I thought the sign was stupid, but somehow, in the context of his jaw, it seemed hot. The jaw knew what it was doing, and so the sign did too. The jaw, and now the sign over this cool and modern office, made him seem like he had something creative and successful going on in his life. I wished he would just kiss me and wondered why he wasn’t doing anything. I felt ashamed. Maybe he didn’t think I was cute. Then the shame turned to anger, and I poked him in the chest. Then I pushed him into a wall. I don’t know whether I was trying to get him to kiss me or to wrestle him. But he didn’t seem to notice. He was too wrapped up in telling me about his new “health goth”–style fitness client. He was designing their online catalog, only the catalog wouldn’t be like a regular catalog. It would be a space that had 3-D printing elements and holographic models.

Finally I said to him, “Can I kiss you?”

“Yeah,” he said.

He pulled me to him gently and we kissed in a really sweet way, very soft. That was kind of confusing. He kissed me like someone who definitely didn’t have a girlfriend. Like it was more of a loving kiss than a lusty kiss. Or maybe it wasn’t loving, but just dispassionate. Then he stopped, looked at me, and started talking about the project again.

“Shhhhhh,” I said.

I kissed him again. I felt strangely high. I was still a little drunk, but there was definitely something narcotic about kissing him—just being around him—that made me feel like I wanted to keep doing it over and over. I traced his jaw with my hand and let out a little sigh. He stopped kissing me and said, “So where did you park?”



I told him that I took an Uber, and I would take one back.

“I’m going to get a car now. Maybe we can kiss until it gets here?”

I got higher and higher off the kisses. I just needed more and more of them. I felt that if I stopped getting them I would not be okay, but while I was close to his face everything was humming. I might have been looking at him funny. Maybe too lovingly? Could he smell my strange attachment already? What the fuck was wrong with me?

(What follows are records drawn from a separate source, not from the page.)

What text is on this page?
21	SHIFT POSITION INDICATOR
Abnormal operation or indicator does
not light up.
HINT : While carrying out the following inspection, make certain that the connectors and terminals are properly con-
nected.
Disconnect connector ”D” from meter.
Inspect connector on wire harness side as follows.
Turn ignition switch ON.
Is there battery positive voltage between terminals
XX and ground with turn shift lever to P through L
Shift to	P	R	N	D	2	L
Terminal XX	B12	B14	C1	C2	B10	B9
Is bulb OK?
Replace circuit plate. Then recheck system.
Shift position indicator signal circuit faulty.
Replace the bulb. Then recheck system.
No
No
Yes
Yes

On the way home in the car, I kept checking my phone but he didn’t message me right away like Adam did. I kept turning my ringer off and on. Did I want to be notified? Did I not want to be notified or just be surprised? What if he never texted me again? When I got home, a pile of what looked like brown soft-serve ice cream was waiting for me on the kitchen tile. Dominic had shit on the floor.





18.


The following night, tired of waiting, I texted Garrett.

I had fun last night

I waited to hear back, carrying the phone with me from room to room. There was no response. I felt like Dominic’s pile of shit. Was he really going to ignore me? I had gotten a weird feeling after our kisses, that I had suffocated him or seemed too interested. I texted him again.